Steve Almond: Because I think we all walk around with two stories inside of us: the one about who we want to be – the grandiose dream – and the one about who we really know ourselves to be. And rock stars really represent to us people who are able to project the big, exalted dream, the larger than life persona, the right to reveal themselves very loudly before thousands of screaming fans and to be loved for this revelation. The chance to take drugs and have unlimited sex and destroy hotel rooms. The right, in other words, to indulge their oversized ids. People have always needed such figures, who indulge in all the way we desperately want to but can’t. They’re able to shed their pasts and reinvent themselves as something larger and more exalted.
Over the years, you argue that we have perpetuated the Myth of the Starving Artist, “the obdurate notion that success should come at the expense of happiness. Saying that, “somewhere along the line we’d convinced ourselves that the acts of imagination only had value if strangers would pay for them, or if they won fancy prizes, of if critics decided they had merit.
How has this thinking of music as commerce, as strictly a means through which money is made, probably caused us to lose sight of the importance of music as culture?
Steve Almond: This is really just a variation on the old tug of war between art and commerce. It’s the same reason Van Gogh paintings are not just gorgeous pieces of art, but hugely valuable assets. There are always people around who are going to try to figure out how to profit off of other people’s creativity. It’s just that late-model capitalism has made this pursuit kind of the default setting for how we regard art. We think: has it been given the stamp of approval by the critics, has it won prizes, is it “hot”? My book is an attempt – and a pretty half-assed attempt, I’ll admit – to give artistic credit where artistic credit is due.
The only thing that matters to me about music is how much it makes us feel.

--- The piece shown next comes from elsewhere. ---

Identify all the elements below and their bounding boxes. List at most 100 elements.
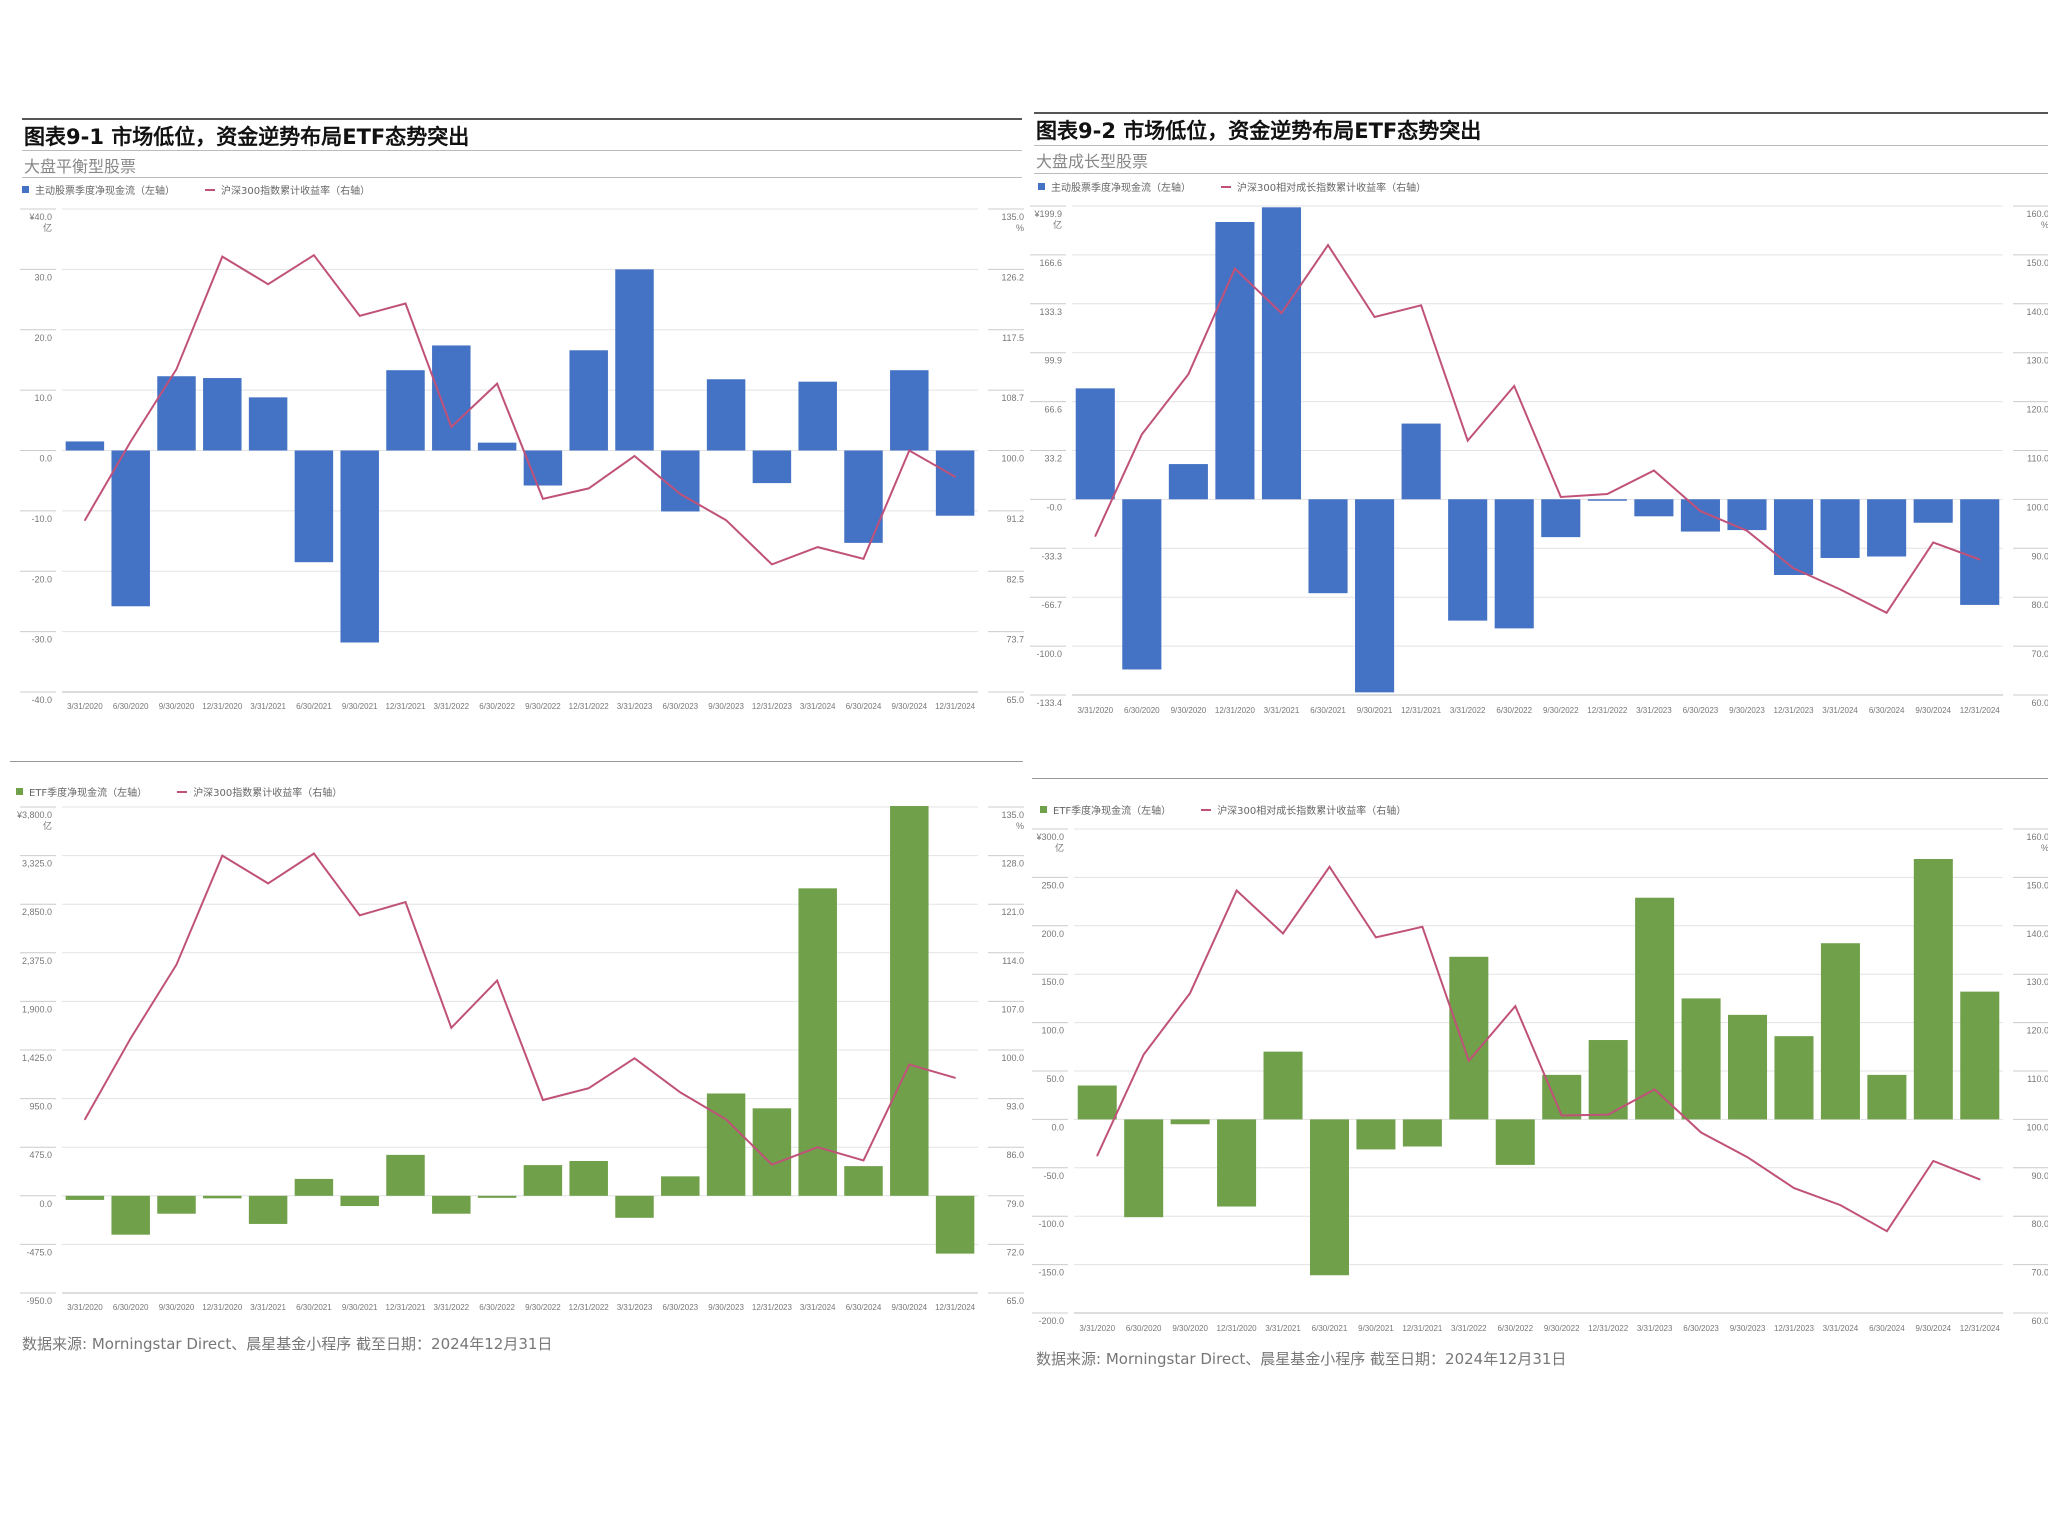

It can also make us dance and think and stage dive. But the central thing it does is make people feel. We’re living in a time and place where excessive feeling – obsession in any form – is generally looked down upon. I hope Rock & Roll Will Save Your Life will help people find music that makes them feel more alive, or view with the proper reverence the musicians who have saved their lives already. That’s the book’s big dopey hope.